None of these errors are hard to fix. All of them require you to stop what you’re doing, read a traceback, make a small edit, and rerun. Multiply by many pipelines and you’ve spent a morning on health checks.

This is mentally hard not because it’s difficult, but because it’s interruptive. Every fix pulls you out of whatever you were actually thinking about.

Snaketail

I made a small tool called snaketail to handle this loop automatically.

#!/bin/bash
# snaketail — run Snakemake, auto-fix errors with Claude Code, repeat until done
# Usage: ./snaketail.sh [--max-retries N] [--branch NAME] [snakemake args...]
set -uo pipefail

CHILD_PID=""
trap 'echo "Interrupted."; [ -n "$CHILD_PID" ] && kill -9 "$CHILD_PID" 2>/dev/null; exit 1' INT TERM

DIR="$PWD"
MAX_RETRIES=10
BRANCH="snaketail/$(date '+%Y%m%d-%H%M%S')"
PASS=()

while [ $# -gt 0 ]; do
  case "$1" in
    --max-retries) MAX_RETRIES="$2"; shift 2 ;;
    --branch)      BRANCH="$2";      shift 2 ;;
    *)             PASS+=("$1");     shift ;;
  esac
done

run_snakemake() {
  snakemake --unlock 2>/dev/null
  snakemake "${PASS[@]}" 2>&1 | tee "$DIR/.snaketail_run.log" & CHILD_PID=$!
  wait "$CHILD_PID"; local exit=$?; CHILD_PID=""
  return $exit
}

heal() {
  local error
  error=$(grep -E "Error|Traceback" "$DIR/.snaketail_run.log" -B3 -A10 2>/dev/null | tail -60)
  [ -z "$error" ] && error=$(tail -60 "$DIR/.snaketail_run.log")
  claude -p "Fix the Snakemake error below. Edit the code, then git add and commit. Do not restart Snakemake.
Project: $DIR

$error" \
    --allowedTools "Bash,Read,Edit,Write,Grep,Glob,WebFetch,WebSearch" \
    --dangerously-skip-permissions & CHILD_PID=$!
  wait "$CHILD_PID"; CHILD_PID=""
}

# ── main ────────────────────────
cd "$DIR"
current=$(git branch --show-current 2>/dev/null)
if [[ "$current" != snaketail/* ]]; then
  git checkout -b "$BRANCH"
  current="$BRANCH"
fi
echo "Starting on branch $current"

for attempt in $(seq 1 $MAX_RETRIES); do
  run_snakemake && { echo "Pipeline complete."; git log --oneline "$current"; exit 0; }
  echo "Attempt $attempt/$MAX_RETRIES failed — healing..."
  heal
done

echo "Giving up after $MAX_RETRIES attempts."
exit 1

This runs Snakemake, captures the log, passes the error to Claude Code with instructions to fix and commit, and repeats. If it succeeds, it exits.

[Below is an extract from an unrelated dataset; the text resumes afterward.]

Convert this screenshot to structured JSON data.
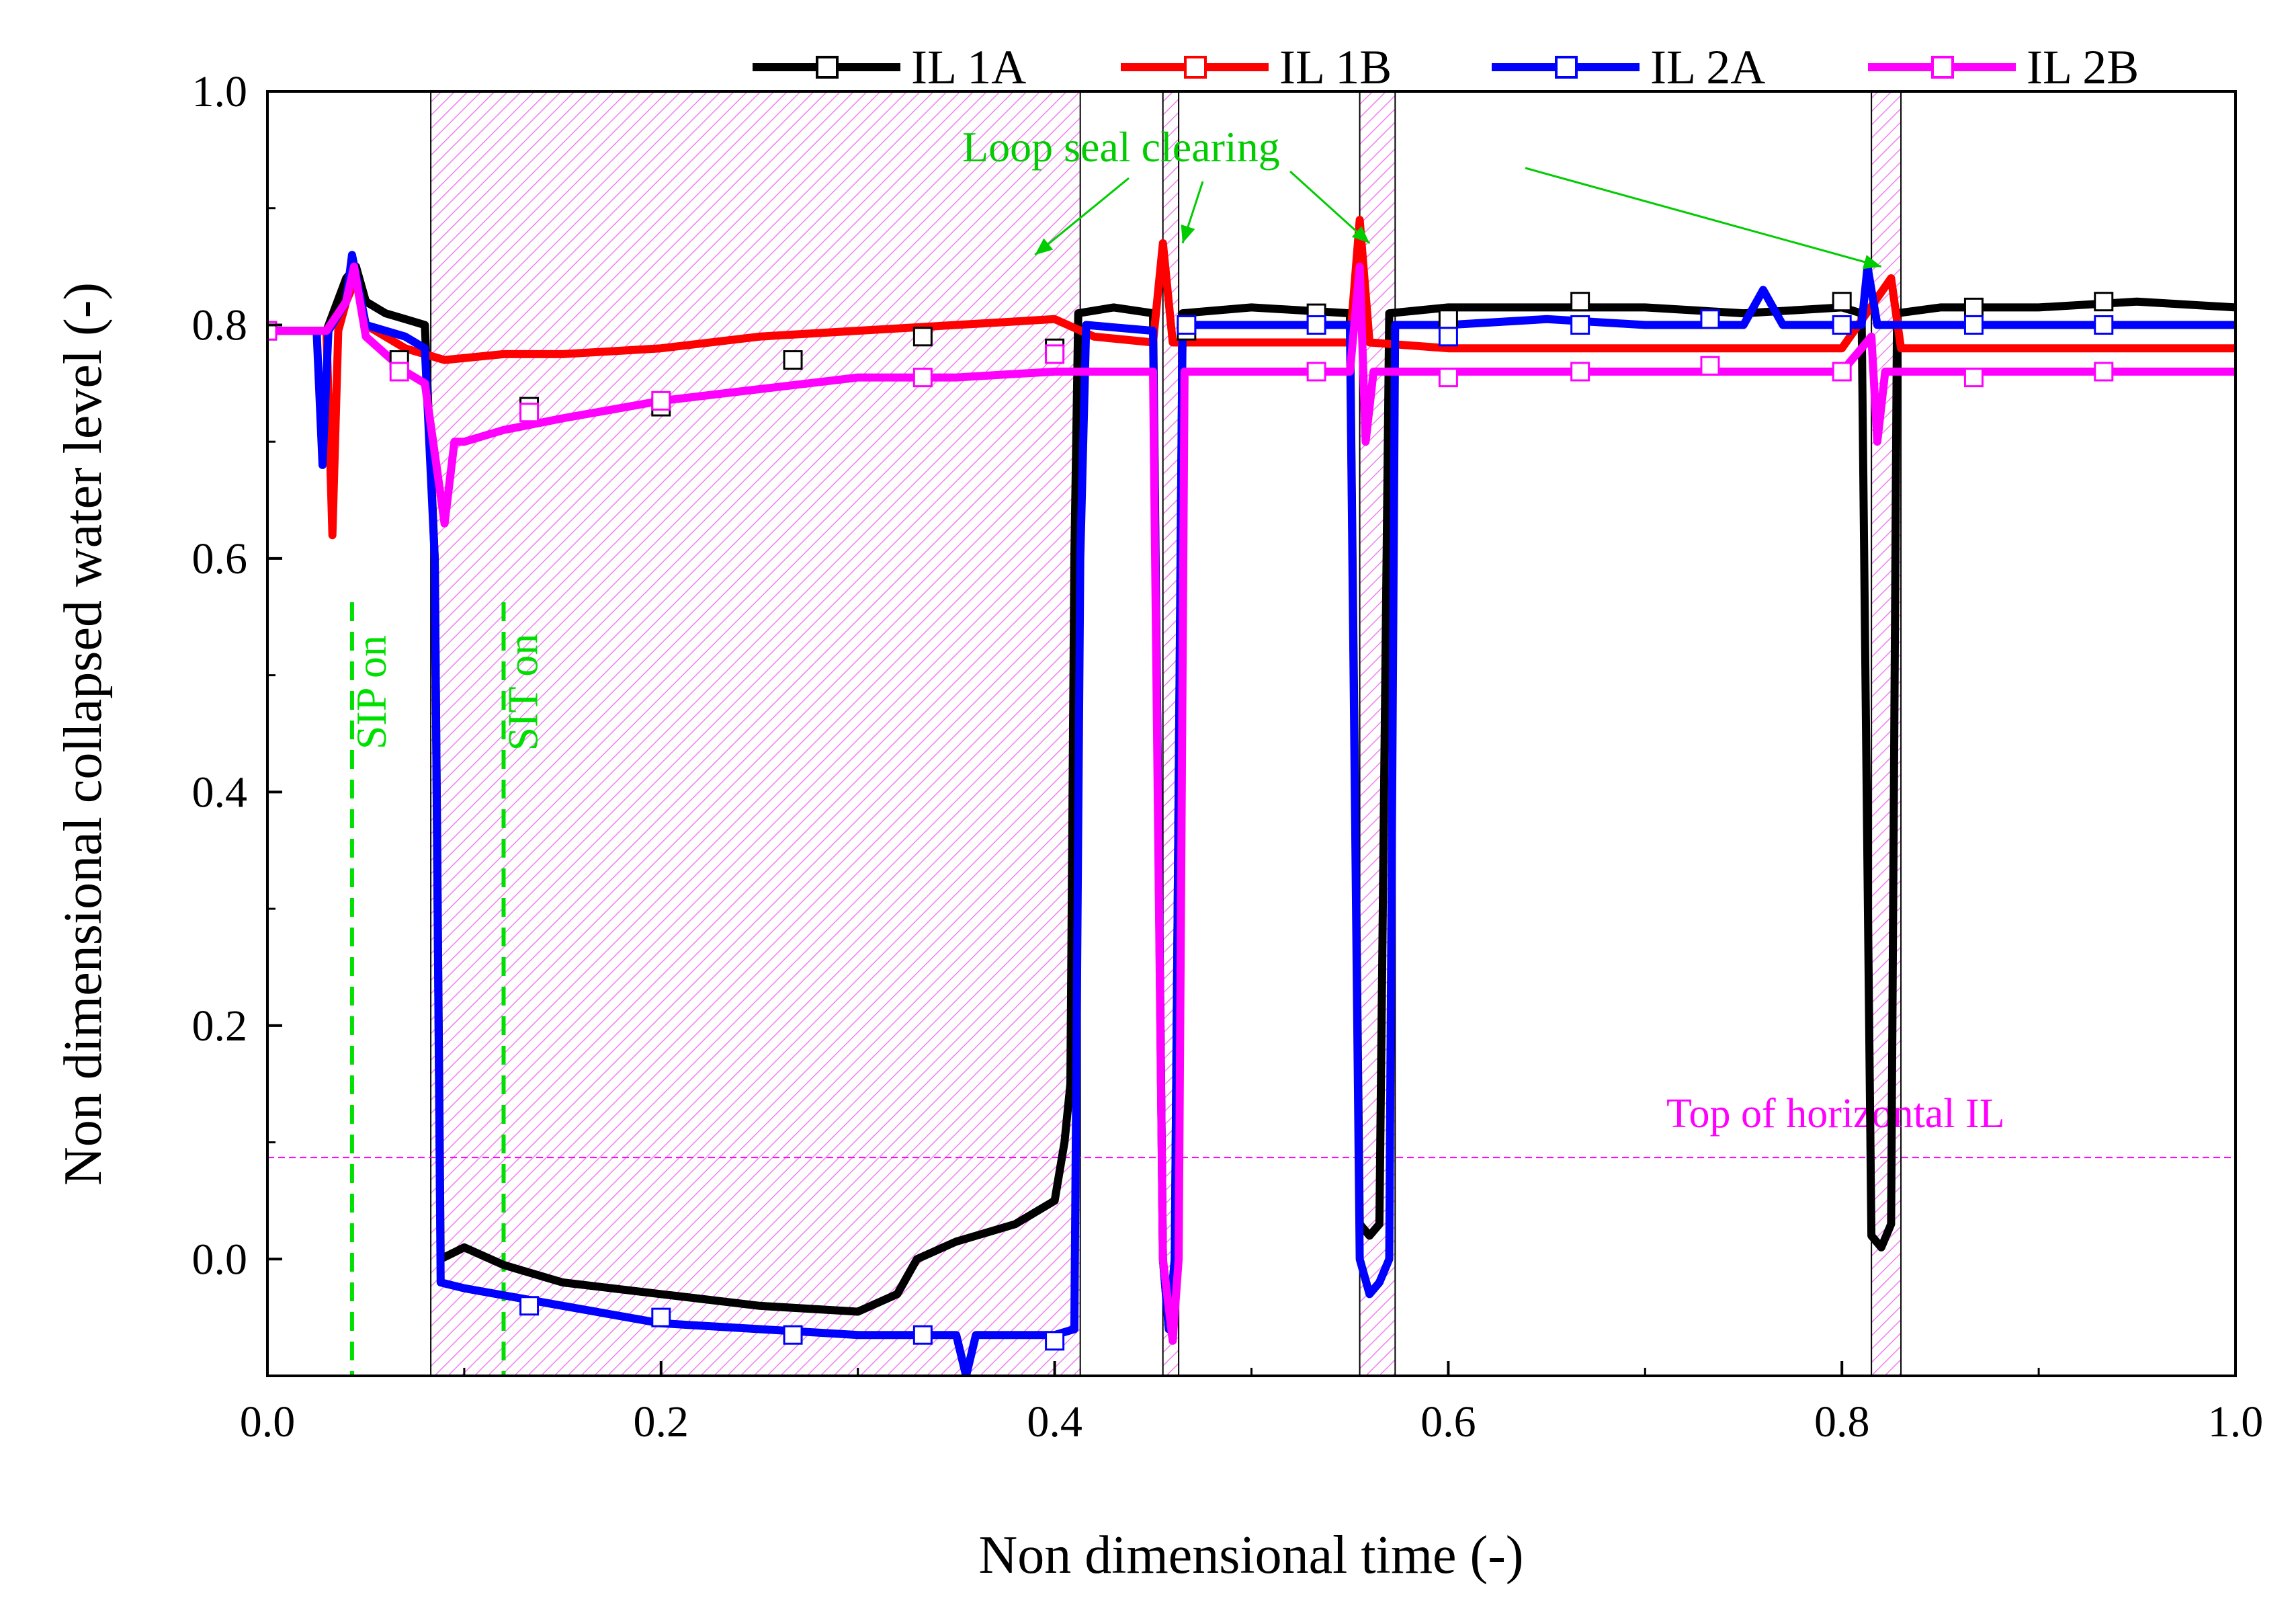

Every repair is committed to a dedicated branch (snaketail/YYYYMMDD-HHMMSS), so I can review exactly what was changed.

One caveat is that self-healing trades reproducibility for convenience. Each run may produce different code changes. Use it only when you understand the codebase well enough to review the fixes. But I see a lot of practical value for early development or testing on a new machine.

Conclusion

Snaketail closes that gap for a specific class of failures, keeping the pipeline at Phase 4 by automating the repair loop itself. The idea—feed the error log back to the healer, patch the issue, restart—can be applied to any system that often breaks. The snake eats its own tail and keeps going.

You still have to do your creative jobs. You shouldn’t have to babysit the machines.